Shouldn't there be any censorship?

— It's complicated. Nothing should be censored, but hate speech should be judged. We had that debate with the satirical magazine. Charlie HebdoIn France, there's no censorship of religions; we can criticize all religions. But if you single out a specific Muslim and unleash all your hatred, there's legislation against it. And I think that's fine.

You've mentioned that after the 9/11 terrorist attacks, images of dead bodies were censored. Yet, we see images of Gaza every day.

— The class struggle also occurs with the dead. Walter Benjamin, whom I admire, wrote it months before committing suicide: with fascism, not even the dead are safe. There is Gaza, but also Sudan, Aleppo, Mariupol... Crimes against humanity have been normalized.

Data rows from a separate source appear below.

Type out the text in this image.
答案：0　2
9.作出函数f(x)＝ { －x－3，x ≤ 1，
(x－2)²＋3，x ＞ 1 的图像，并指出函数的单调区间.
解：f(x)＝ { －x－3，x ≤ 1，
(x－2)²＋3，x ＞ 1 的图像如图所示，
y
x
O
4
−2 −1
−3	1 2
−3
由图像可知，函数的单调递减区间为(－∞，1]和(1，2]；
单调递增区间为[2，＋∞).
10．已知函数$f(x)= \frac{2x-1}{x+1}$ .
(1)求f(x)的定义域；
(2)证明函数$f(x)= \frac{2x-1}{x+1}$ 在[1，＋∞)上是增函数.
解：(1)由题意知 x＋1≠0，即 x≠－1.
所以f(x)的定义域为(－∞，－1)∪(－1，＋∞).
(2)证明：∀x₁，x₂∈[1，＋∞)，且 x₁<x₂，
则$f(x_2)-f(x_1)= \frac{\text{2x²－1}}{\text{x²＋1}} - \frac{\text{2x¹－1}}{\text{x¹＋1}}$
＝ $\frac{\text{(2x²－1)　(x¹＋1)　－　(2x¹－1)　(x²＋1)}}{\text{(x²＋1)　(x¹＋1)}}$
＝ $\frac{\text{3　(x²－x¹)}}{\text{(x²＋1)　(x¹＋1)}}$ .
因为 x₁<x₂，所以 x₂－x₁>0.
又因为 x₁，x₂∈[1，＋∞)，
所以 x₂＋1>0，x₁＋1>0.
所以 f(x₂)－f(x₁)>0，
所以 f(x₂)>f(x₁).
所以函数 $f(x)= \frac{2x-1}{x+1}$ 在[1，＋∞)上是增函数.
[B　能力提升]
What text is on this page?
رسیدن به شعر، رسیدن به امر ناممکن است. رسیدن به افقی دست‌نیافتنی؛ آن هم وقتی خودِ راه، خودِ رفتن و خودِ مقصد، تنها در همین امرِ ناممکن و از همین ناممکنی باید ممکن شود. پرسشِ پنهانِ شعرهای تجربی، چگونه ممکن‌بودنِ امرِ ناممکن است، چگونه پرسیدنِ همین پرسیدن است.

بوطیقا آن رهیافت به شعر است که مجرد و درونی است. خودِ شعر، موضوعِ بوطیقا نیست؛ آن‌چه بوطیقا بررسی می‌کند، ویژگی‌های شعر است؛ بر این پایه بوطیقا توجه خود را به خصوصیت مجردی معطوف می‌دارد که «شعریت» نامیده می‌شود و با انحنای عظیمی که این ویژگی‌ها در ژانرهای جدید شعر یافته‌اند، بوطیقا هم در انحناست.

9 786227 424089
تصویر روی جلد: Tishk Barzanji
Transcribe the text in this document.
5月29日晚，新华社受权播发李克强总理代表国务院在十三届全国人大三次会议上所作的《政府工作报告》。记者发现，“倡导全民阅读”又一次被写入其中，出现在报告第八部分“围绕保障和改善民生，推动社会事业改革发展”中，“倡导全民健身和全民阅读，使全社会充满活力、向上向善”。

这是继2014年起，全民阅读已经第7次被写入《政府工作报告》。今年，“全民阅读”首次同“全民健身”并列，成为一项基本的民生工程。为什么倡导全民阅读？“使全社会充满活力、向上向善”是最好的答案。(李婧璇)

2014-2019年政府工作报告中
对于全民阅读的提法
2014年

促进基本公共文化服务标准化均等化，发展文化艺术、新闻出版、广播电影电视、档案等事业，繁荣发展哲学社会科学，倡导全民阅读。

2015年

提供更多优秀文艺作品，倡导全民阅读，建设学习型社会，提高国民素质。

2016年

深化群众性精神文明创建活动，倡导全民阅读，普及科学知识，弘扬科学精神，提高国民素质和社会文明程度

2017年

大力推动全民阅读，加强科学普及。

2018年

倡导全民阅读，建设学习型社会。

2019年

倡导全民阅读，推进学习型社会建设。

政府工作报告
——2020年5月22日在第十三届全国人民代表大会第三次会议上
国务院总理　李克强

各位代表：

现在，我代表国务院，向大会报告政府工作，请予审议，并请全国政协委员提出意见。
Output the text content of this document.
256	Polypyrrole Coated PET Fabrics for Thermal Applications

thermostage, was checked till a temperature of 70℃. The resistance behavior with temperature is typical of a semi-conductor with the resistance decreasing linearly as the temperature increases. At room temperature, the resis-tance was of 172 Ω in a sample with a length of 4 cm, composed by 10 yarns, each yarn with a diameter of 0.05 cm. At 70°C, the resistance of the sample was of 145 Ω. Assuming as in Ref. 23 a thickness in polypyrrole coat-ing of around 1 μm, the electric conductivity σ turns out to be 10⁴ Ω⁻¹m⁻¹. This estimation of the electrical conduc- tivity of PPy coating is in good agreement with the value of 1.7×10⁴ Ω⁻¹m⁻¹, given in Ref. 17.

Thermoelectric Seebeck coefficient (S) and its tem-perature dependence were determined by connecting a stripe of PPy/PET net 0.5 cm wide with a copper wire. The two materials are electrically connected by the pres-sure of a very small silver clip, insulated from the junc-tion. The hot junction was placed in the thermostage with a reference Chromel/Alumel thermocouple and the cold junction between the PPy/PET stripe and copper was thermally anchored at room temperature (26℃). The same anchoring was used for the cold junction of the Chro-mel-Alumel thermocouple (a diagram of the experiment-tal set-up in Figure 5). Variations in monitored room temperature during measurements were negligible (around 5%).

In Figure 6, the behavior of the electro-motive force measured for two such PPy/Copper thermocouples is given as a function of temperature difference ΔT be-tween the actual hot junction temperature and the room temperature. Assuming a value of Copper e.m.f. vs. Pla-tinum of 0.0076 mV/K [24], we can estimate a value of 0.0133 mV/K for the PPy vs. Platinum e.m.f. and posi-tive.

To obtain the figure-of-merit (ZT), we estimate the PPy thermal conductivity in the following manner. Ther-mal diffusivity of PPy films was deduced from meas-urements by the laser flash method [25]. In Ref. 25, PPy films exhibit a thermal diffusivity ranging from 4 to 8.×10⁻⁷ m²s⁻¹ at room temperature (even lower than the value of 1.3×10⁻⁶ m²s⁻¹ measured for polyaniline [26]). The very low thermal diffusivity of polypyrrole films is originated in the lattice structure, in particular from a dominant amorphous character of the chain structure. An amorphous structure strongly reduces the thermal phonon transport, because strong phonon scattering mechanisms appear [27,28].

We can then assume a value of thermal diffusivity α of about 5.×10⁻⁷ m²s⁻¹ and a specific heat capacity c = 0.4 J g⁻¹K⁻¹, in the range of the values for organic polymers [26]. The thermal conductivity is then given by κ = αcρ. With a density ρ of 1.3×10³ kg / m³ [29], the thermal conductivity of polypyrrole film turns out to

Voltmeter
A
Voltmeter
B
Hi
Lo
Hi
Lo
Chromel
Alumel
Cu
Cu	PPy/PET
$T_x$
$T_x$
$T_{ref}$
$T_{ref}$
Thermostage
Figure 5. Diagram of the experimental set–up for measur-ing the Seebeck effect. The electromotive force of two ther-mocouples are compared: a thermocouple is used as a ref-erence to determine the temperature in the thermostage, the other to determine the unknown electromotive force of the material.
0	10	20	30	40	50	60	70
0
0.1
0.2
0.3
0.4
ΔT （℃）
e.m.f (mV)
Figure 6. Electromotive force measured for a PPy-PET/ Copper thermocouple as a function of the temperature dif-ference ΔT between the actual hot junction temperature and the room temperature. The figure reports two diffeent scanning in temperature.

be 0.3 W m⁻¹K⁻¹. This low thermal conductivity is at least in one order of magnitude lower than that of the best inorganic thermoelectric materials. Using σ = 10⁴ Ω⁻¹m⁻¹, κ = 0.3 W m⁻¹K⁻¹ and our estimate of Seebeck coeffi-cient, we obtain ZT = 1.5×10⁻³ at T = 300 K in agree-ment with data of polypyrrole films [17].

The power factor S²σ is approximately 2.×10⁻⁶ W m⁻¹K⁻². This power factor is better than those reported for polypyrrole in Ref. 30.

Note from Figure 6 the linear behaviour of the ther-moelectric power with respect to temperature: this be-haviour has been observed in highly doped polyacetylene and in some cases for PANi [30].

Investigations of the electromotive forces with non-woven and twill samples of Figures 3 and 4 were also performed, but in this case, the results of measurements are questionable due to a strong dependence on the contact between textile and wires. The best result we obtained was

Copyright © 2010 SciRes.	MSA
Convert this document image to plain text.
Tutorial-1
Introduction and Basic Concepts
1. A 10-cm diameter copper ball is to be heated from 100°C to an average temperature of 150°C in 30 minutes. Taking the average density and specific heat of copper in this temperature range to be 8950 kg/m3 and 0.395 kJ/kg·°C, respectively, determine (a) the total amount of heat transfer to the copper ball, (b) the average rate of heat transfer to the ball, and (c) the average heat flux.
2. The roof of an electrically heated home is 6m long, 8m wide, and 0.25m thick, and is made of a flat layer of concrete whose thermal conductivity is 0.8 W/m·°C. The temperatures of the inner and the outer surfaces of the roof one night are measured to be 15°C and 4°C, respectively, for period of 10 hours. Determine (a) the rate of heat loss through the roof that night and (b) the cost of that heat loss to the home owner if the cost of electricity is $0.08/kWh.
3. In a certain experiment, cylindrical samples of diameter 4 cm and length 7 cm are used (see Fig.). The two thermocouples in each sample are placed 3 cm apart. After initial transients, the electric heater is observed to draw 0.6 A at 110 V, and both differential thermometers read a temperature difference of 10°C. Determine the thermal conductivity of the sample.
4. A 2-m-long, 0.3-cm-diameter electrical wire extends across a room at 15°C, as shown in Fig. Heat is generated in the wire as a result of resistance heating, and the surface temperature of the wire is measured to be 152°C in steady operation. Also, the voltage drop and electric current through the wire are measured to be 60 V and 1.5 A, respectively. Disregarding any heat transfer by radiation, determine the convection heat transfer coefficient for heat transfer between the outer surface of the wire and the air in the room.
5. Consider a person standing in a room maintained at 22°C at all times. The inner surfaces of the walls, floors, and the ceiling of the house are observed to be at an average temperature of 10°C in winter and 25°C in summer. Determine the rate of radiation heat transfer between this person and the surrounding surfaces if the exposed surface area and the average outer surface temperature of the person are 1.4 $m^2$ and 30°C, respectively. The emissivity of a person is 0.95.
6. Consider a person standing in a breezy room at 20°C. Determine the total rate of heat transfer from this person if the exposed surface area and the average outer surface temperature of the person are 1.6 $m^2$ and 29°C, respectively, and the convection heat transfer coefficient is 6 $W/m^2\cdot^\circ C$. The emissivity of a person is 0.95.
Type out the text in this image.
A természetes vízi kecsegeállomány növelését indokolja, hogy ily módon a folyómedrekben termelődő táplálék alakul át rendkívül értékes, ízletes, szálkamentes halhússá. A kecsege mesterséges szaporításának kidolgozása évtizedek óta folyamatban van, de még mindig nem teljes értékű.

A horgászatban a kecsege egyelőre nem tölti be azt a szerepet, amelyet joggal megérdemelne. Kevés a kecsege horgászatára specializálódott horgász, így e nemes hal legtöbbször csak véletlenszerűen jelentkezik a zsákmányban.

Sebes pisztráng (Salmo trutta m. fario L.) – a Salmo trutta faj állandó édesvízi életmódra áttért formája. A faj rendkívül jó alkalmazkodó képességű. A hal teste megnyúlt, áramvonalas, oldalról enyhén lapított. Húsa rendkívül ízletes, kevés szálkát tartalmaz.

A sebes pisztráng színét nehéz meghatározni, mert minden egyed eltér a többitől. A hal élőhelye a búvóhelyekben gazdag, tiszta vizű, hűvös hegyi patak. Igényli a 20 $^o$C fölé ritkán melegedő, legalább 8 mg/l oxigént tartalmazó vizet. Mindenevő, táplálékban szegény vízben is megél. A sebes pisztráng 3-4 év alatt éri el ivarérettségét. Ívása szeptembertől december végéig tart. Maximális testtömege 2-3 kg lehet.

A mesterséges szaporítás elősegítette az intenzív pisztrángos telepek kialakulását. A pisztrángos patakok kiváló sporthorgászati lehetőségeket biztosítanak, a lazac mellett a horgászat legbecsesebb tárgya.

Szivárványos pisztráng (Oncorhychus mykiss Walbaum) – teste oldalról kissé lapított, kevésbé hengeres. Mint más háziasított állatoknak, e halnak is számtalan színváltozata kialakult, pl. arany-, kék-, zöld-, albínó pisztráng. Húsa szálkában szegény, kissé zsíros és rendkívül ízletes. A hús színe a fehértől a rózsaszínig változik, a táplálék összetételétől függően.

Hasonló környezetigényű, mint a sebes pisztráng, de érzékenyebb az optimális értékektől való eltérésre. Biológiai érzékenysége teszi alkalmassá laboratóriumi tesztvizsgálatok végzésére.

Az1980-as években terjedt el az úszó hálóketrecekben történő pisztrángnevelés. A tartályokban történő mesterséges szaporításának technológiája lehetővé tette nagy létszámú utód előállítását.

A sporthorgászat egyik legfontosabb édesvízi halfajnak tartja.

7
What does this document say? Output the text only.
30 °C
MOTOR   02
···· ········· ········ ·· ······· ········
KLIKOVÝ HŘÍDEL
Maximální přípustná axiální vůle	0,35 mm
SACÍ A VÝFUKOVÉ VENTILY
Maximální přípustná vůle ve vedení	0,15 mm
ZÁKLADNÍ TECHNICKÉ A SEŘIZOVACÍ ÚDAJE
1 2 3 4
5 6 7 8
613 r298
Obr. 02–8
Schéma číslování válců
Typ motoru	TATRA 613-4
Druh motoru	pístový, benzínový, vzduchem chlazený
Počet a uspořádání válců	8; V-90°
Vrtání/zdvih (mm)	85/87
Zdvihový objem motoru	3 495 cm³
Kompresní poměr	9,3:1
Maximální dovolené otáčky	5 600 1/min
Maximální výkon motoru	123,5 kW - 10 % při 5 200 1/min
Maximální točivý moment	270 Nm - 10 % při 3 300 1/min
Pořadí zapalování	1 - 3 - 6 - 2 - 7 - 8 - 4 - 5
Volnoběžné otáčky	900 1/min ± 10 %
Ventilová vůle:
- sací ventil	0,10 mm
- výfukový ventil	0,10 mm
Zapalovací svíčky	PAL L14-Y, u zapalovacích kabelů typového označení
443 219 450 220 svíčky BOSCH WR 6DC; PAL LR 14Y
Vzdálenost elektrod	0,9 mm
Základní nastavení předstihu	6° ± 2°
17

Today, wars are not army against army, but army against the civilian population. Returning to the exhibition, which talks about emotions, I have a book in which I reflect on the emotions of fascists. There's the story of a young man who attends a Hitler rally and is moved. A few months later, he's in the SS and writes a letter to his wife, with whom he has two children. He explains that they throw babies in the air and shoot them, and that they do it to protect their children. What has happened to emotions? One tentative answer is that emotions toward others have been repressed. There are many Israelis today who can't imagine that Palestinians need a country; they can only imagine that Palestinians hate them. They can't imagine that they want the same thing they want. Their emotions are repressed.

Is it a lack of empathy?

— No, because empathy is about identifying with someone. If the other person is hurt, you are too. And that's not it. More than empathy, it's about ethics.

And how can images be used as a political tool against fascism?

— We do it constantly.

We have all the images of Netanyahu's massacre of Palestinians, and for now, he remains unpunished.

— It uses a very American strategy. It's the same thing the Americans did in Vietnam. If they locate a Hamas member, they bomb and kill everyone around them. Today, politics and ethics are completely separated, and this is a catastrophe. Politics has all the power, and ethics is weaker.